Many culinary students, DiGiovanni said, come from long lines of chefs and bakers, many with restaurants and bakeries of their own, and the students want to carry on their families’ legacies. Take 11th-grader Renata Davi, 16, for example. Her father is a baker. So were her great-great-grandparents. Her great-grandfather was a chef. “With the taste of food,” she said, “you make people happy.”

Then there’s classmate Joceyln Cohn, 16, of Merrick. She cooked with her grandfather, who is passionate about food, as a child. In seventh grade, she took over the cooking at home. In the culinary arts program, she said, “I learned to make a really good cookie.” So she started her own online cookie company — Cohn’s Cookie Café — selling vegan, nut-free, kosher cookies.

Connecting the dots
Robert Soel is chairman of Kennedy’s Science Department. The Central District, he said, was among Nassau’s first to start Advanced Science Research and Engineering programs, with teachers dedicated to those disciplines, more than a decade ago.

The two programs, like the broadcast and culinary programs, are about connecting students with career options early and enabling them to see themselves in those fields in the future, Soel said.
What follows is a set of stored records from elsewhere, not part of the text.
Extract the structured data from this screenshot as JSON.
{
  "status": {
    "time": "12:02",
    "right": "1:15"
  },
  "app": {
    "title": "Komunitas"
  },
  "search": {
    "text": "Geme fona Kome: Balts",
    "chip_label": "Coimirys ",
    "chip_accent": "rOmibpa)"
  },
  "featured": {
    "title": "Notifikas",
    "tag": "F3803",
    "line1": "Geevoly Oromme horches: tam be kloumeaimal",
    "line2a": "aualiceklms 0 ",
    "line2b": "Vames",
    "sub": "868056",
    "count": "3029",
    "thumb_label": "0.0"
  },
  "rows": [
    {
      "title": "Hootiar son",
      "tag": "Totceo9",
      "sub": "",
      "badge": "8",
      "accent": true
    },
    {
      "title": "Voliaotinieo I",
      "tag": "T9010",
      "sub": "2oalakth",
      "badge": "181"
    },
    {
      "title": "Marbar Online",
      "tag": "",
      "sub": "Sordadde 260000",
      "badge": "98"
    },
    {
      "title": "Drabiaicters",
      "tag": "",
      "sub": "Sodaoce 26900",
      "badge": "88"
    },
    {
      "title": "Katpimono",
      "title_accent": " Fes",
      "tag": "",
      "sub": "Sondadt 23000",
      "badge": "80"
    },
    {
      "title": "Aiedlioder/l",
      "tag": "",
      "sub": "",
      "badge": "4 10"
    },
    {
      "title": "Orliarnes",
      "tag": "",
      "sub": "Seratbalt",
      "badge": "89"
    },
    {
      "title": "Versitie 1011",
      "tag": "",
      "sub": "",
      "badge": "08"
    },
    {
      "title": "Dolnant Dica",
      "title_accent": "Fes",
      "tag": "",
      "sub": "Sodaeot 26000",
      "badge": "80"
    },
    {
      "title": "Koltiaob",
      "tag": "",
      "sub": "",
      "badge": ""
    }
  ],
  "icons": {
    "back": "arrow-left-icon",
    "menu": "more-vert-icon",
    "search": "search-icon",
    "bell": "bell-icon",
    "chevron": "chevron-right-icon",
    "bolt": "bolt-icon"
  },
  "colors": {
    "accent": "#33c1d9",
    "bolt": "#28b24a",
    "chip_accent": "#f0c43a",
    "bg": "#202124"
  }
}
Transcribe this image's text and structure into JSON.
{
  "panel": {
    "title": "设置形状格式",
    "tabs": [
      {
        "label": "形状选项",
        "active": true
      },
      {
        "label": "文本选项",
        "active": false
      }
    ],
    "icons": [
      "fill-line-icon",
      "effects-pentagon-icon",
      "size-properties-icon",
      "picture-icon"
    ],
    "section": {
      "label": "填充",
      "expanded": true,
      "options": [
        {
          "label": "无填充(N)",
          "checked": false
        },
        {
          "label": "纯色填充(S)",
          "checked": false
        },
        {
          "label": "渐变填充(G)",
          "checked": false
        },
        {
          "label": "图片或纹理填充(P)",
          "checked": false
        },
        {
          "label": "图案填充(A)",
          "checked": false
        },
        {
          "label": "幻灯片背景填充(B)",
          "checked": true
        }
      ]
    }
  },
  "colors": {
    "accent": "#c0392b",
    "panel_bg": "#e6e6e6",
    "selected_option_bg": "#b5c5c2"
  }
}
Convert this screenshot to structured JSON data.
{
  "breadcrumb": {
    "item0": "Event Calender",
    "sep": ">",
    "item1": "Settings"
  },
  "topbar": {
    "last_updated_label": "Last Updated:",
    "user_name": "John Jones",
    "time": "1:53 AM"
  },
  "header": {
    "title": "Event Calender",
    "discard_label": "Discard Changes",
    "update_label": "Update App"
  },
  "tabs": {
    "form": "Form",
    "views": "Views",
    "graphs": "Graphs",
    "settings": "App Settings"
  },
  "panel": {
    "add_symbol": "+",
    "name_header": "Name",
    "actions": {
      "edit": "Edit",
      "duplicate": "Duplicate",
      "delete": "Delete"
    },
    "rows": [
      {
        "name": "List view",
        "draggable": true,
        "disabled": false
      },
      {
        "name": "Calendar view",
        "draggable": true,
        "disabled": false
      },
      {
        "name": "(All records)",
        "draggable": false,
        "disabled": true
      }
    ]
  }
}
In this way, they can better decide which academic and career avenues they want to pursue — and which they do not.

“How do they place themselves in a role so they can feel it?” he said with a certain intensity in his voice. “How do they connect themselves to experiences so they can see themselves in that role? This is what robotics feels like. What does the role of an architect feel like?”

That, he said, is the essence of experiential learning.